Medication used for pain.

Single injection of medication into existing IV line or muscle. Effective for ~60 minutes, wears off gradually.

  • Can give you a brief rest, then allow you to get back to unmedicated labor after it wears off.

  • Or you can use it while waiting for an epidural to be administered.

  • Temporary relief may not be what you're looking for.

  • It is in the bloodstream, so baby is also medicated.

  • May not be safe to use close to delivery.

Epidural

A mix of analgesic and anesthetic continuously administered through catheter placed in back, between vertebrae. Effective until turned off, after delivery. Additional medication (bolus) available for self-administration to adjust to increasing labor intensity or breakthrough pain.

Disrupts the communication of the central nervous system, blocking pain and other sensations and sometimes movement.

  • Very strong or even complete relief of labor sensations.

  • Continuous through delivery.

  • Not in the bloodstream, so no effect on baby.

  • Can be more challenging to stay active with epidural - changing positions often and effectively for labor progress.

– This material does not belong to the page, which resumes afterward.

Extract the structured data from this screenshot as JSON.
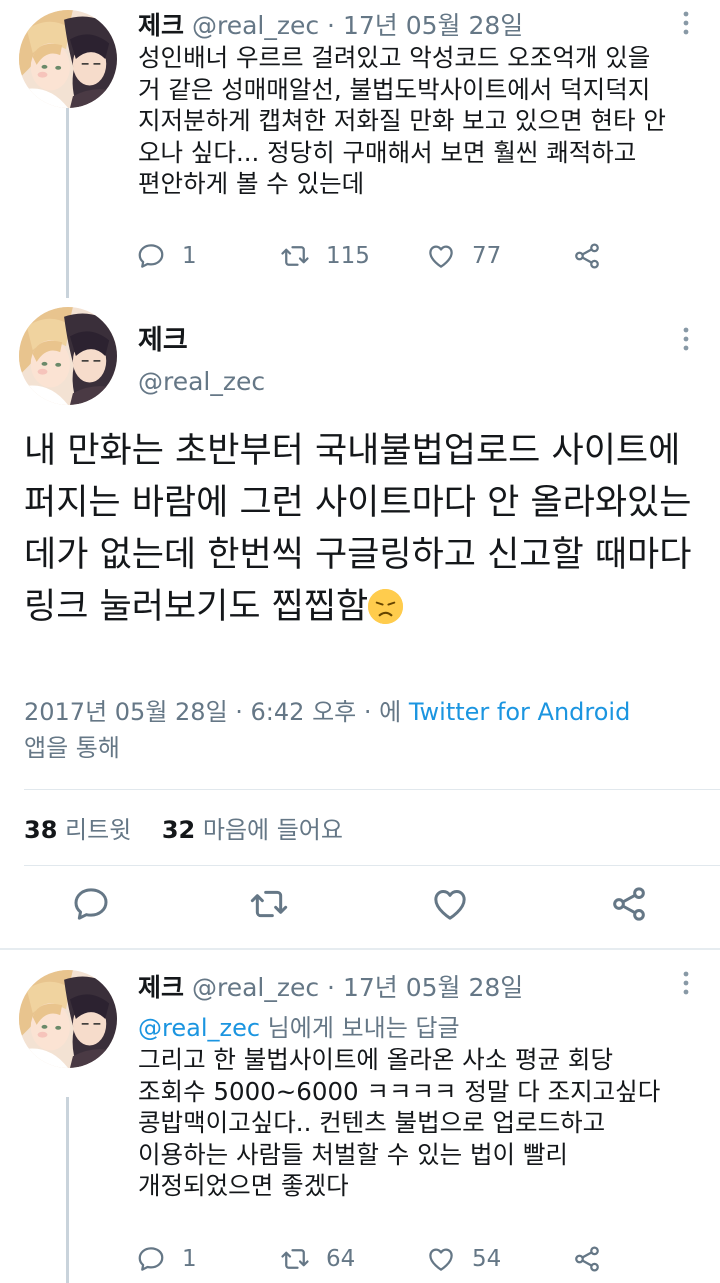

  • Can fail, or deliver an insufficient amount of relief, leading to frustration and disruption.

Tips for Building Pain Management Plan

Start with non-medicated, coping tools — they help early and set a strong foundation. Many benefit from practice, so start learning how to use them now.

  • Know your options and when to use them. Not everything is available at every hospital—ask in advance.

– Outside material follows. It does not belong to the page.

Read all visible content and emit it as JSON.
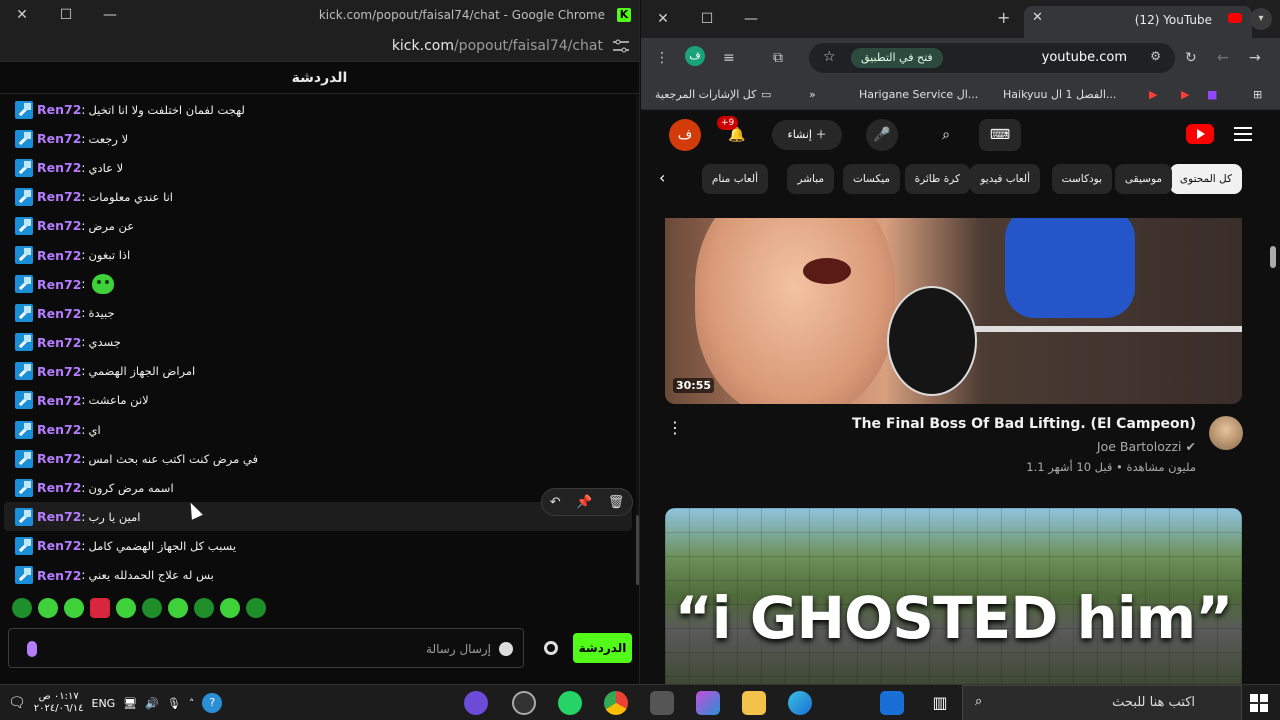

  • Bring a support person who knows your plan. Whether it's a partner, friend, or doula, they can speak up if you're tired, overwhelmed, or focused inward.

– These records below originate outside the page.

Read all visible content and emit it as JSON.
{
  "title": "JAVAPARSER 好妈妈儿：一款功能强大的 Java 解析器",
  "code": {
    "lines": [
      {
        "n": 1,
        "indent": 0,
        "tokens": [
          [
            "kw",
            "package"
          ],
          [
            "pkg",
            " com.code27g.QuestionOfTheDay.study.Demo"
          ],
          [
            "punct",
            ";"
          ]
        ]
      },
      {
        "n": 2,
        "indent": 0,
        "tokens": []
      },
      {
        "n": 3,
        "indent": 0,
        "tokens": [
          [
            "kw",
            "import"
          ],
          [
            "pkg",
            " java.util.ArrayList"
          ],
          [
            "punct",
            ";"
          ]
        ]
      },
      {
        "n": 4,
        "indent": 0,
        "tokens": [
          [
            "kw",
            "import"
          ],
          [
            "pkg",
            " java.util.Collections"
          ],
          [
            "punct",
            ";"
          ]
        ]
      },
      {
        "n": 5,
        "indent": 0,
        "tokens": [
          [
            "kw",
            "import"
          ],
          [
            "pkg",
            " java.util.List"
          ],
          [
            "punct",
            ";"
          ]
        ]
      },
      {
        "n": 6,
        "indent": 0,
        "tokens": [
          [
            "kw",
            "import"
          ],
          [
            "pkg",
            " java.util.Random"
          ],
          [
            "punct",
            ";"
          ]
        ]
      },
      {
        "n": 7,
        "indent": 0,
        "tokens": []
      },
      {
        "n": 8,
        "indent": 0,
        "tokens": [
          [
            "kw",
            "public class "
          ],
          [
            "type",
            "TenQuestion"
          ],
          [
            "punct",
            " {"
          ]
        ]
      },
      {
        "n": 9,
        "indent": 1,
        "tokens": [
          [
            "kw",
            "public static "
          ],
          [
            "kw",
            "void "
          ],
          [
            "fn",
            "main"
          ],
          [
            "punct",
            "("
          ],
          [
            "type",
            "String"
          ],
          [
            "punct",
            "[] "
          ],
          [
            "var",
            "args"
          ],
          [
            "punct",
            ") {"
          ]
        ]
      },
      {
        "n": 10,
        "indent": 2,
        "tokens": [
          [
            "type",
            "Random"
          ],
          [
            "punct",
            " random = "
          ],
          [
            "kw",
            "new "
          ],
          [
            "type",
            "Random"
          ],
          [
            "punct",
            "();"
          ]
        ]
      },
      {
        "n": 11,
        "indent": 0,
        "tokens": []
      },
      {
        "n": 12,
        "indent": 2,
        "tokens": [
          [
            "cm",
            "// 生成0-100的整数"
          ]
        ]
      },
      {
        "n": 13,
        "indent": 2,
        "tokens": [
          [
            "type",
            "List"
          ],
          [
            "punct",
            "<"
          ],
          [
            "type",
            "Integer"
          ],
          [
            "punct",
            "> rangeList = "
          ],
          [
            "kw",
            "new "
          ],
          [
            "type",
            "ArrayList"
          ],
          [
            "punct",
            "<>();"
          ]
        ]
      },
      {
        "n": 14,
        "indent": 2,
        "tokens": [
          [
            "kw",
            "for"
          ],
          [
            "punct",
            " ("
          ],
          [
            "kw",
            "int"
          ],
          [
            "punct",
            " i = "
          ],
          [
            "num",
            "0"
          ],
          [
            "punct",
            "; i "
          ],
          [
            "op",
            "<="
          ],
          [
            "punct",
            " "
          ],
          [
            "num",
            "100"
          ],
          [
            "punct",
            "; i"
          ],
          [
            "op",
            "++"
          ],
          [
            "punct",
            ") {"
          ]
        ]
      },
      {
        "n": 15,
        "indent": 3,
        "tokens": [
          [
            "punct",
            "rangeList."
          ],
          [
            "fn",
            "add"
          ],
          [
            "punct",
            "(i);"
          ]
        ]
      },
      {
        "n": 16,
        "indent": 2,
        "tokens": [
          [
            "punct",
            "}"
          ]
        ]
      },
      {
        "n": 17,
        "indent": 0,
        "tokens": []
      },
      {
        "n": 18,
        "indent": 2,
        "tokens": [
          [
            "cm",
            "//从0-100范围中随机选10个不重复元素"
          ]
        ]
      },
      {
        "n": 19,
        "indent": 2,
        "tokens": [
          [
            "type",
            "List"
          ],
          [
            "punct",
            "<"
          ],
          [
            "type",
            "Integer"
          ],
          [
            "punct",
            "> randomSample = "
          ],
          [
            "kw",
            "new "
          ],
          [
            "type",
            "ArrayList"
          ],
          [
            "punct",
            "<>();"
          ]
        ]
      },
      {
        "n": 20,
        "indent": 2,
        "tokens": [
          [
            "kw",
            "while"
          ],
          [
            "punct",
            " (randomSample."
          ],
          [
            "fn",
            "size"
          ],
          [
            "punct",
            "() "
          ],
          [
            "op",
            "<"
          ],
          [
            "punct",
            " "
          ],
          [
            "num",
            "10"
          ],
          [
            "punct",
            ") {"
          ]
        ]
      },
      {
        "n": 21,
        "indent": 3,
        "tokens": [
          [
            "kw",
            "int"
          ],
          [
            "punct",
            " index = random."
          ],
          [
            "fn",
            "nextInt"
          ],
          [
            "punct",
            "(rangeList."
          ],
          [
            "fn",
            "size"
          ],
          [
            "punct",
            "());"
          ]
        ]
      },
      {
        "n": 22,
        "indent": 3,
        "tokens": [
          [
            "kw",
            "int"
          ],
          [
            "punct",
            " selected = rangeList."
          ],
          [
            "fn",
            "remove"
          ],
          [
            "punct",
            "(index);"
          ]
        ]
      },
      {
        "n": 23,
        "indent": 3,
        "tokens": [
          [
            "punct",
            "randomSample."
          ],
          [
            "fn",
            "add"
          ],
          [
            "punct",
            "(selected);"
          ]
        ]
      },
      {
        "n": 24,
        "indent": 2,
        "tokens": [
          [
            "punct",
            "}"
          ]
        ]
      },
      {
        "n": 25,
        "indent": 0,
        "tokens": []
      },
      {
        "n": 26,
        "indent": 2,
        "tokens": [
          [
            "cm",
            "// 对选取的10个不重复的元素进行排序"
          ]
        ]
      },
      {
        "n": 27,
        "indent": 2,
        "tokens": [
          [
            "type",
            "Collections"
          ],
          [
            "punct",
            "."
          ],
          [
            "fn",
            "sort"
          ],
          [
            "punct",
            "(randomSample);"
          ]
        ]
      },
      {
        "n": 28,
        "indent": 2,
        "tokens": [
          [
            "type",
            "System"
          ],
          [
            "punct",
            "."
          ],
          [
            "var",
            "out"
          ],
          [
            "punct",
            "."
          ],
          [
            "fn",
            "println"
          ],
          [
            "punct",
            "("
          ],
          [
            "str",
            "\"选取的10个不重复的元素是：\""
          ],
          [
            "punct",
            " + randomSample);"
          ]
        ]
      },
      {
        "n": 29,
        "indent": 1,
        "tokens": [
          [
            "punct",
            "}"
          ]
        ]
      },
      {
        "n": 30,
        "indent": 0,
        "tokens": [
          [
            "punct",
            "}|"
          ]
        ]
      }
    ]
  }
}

  • Stay flexible. You don’t need to pick a “natural” or “medical” route—most people use both.

  • Include your preferences in your birth plan, if you would like to request pain medication (vs. being offered), if you'd like to labor in water, and who you want present for support.

If You’re Considering an Epidural, Read This

You’re not alone, 60%+ women in the US get epidurals. Epidurals are the most effective form of pain relief used in labor, but here’s what many don’t realize:

  • You still need to move to help labor progress. Even if you can’t walk, you can shift, use a peanut ball, or have someone help reposition you.

  • You may need help to move. Ask your partner, doula, or nurse to assist with regular position changes (every 30–60 mins).

  • Make your preferences clear in your birth plan. If you are going to hold off on the epidural for as long as you can in labor, consider a phrase like this in your birth plan so you don't inadvertently get derailed by a well-meaning nurse: “Please do not ask me if I want the epidural. I will request it when I’m ready.”

  • Even with an epidural, there may be discomfort during pressure or pushing. It doesn’t always take away all sensation and that’s okay. It helps you stay connected and know when to push.

  • Epidurals aren’t just for intense pain—they’re also helpful when labor is long. Many choose an epidural not because the pain is unbearable, but because labor is dragging on and they need rest. It’s okay to make that call for endurance, not just intensity.

Final Thoughts

There’s no medal for pain—and no shame in using any tool, whether it’s breathwork, movement, or medication. Labor is intense, and you deserve to feel supported, respected, and prepared, through whatever path your birth takes. Practice coping skills ahead of time so you can use what works best for you in the moment.

Let this guide be your starting point. Your body is capable. Your choices matter. And support makes all the difference.